Mahkamah Agung malah menurunkan lamanya hukuman yang dijatuhkan judex factie. Hal ini terlihat dalam putusan No. 1063 K/Pid.Sus/2009 atas nama terdakwa H. Sukarno bin H. Latif K. Pengadilan Negeri Kolaka menyatakan terdakwa terbukti melakukan tindak pidana menyimpan BBM tanpa izin usaha penyimpanan, perbuatan mana melanggar pasal 53 huruf c jo pasal 23 ayat (2) UU Migas. Terdakwa divonis 10 bulan penjara dan denda lima juta rupiah subsider 3 bulan kurungan. Barang bukti dirampas untuk negara. Pengadilan Tinggi menguatkan putusan ini. Namun pada Agustus 2010 silam, Mahkamah Agung mengkorting hukuman penjara terdakwa menjadi 6 bulan. Ironisnya, tidak jelas apa pertimbangan majelis kasasi mengurangi lamanya hukuman terdakwa.

Bukan tindak pidana
Penimbunan BBM tak selamanya bisa dikualifikasi sebagai tindak pidana. Tengok saja dalam putusan Mahkamah Agung No. 544 K/Pid/2007. Abdul Haer alias Amihai dibawa ke kursi terdakwa atas tuduhan penimbunan BBM. Di Pengadilan Negeri Poso, terdakwa dituntut tiga tahun penjara dan denda Rp20 juta subsider enam bulan kurungan.

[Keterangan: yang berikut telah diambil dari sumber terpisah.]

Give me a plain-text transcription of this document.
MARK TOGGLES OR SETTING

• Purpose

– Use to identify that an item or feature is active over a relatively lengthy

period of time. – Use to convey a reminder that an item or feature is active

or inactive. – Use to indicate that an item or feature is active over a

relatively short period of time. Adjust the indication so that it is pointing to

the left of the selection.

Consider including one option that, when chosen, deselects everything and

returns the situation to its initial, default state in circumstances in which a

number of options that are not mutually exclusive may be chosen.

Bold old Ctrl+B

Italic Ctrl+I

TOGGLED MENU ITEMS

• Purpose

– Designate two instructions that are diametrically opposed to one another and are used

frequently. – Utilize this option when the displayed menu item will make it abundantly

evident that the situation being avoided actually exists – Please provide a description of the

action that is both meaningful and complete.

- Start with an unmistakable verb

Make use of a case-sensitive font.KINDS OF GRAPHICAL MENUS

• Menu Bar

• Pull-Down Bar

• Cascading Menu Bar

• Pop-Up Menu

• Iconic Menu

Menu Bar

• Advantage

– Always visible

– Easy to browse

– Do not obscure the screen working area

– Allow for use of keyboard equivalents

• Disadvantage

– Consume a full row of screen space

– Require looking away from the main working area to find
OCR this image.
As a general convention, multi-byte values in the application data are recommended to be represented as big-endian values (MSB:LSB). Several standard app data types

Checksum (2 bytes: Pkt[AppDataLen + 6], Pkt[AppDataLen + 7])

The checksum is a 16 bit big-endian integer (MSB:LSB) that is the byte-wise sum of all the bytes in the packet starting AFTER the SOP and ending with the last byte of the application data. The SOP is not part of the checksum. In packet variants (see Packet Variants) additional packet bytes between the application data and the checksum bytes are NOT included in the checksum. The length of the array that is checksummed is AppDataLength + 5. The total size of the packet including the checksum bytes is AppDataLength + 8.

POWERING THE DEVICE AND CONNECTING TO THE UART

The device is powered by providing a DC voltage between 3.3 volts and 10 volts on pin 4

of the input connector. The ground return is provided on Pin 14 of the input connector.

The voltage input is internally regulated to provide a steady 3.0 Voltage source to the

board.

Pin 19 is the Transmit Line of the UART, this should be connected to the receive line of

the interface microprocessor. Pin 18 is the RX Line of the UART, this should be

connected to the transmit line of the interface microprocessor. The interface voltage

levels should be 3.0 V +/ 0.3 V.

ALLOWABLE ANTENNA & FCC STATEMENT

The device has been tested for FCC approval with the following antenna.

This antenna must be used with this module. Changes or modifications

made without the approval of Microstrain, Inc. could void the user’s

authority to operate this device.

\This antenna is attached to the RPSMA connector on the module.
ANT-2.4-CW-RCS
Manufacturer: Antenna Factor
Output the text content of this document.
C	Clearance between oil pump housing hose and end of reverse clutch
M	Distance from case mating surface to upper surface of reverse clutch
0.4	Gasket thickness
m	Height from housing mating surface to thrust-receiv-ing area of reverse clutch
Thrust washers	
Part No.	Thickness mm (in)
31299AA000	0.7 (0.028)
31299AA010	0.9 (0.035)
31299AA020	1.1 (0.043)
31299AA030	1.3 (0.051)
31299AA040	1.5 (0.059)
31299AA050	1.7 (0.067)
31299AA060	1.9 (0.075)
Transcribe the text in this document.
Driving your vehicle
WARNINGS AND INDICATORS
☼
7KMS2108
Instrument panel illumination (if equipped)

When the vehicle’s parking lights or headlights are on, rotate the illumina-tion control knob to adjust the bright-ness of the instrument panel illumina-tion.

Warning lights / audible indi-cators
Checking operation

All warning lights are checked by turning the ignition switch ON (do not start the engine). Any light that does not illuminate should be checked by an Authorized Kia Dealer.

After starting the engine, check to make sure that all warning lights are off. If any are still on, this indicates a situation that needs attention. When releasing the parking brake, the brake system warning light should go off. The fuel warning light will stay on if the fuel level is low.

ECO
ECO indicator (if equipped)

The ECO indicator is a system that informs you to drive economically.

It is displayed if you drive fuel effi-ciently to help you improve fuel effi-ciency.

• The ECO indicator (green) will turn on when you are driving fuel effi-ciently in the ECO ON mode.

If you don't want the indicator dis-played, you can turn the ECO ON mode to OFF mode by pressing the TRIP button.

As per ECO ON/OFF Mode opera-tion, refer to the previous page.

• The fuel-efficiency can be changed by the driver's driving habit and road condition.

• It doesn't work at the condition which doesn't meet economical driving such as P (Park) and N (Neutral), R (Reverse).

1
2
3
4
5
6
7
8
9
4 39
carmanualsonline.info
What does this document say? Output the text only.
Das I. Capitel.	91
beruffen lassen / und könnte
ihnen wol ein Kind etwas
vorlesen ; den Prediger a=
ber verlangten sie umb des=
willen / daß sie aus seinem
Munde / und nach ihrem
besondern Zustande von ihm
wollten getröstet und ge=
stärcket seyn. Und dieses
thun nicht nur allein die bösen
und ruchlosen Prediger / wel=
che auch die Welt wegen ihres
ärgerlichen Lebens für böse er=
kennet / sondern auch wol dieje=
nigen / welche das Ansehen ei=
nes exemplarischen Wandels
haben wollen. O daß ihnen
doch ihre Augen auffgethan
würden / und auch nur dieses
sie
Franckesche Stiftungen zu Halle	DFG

Pada 8 April 2006, PN Poso menjatuhkan putusan terdakwa terbukti melakukan penyimpanan BBM tanah. Tetapi perbuatan tersebut bukanlah suatu tindak pidana. Oleh karena itu, terdakwa dilepas dari segala tuntutan hukum. Barang bukti 134 drum minyak tanah dikembalikan kepada terdakwa.

Di persidangan terungkap terdakwa mempunya izin perjanjian kontrak agen minyak tanah. Berdasarkan perjanjian terdakwa mendapat jatah tiga drum per hari. Namun lantaran tidak laku seluruhnya, terdakwa terkesan menimbun minyak tanah sehingga polisi melakukan penyidikan. Upaya jaksa mengajukan kasasi kandas.


Pengadilan Negeri Batam juga pernah membebaskan Andi Zulkarnain, terdakwa kasus penimbunan BBM. Ia tidak terbukti menyalahgunakan pengangkutan dan atau niaga bahan bakar minyak seperti dituduhkan jaksa. Barang bukti 10 ton solar yang disita Densus 88 Mabes Polri dikembalikan kepada terdakwa. Upaya jaksa mengajukan kasasi kandas karena menurut majelis hakim kasasi jaksa tidak bisa membuktikan bahwa pembebasan terdakwa adalah pembebasan tidak murni. Dalam putusan No. 2907K/Pid/2006, majelis hakim agung menyatakan permohonan kasasi dinyatakan tidak dapat diterima.

Daftar putusan pengadilan bisa terus bertambah dengan pertimbangan dan putusan hakim yang berbeda-beda. Tetapi pelaku rata-rata dijerat dengan pasal 53 UU Migas. Ini hanya sedikit dari putusan Mahkamah Agung yang relevan untuk diangkat sebagai bahan renungan saat Pemerintah hendak menaikkan harga BBM.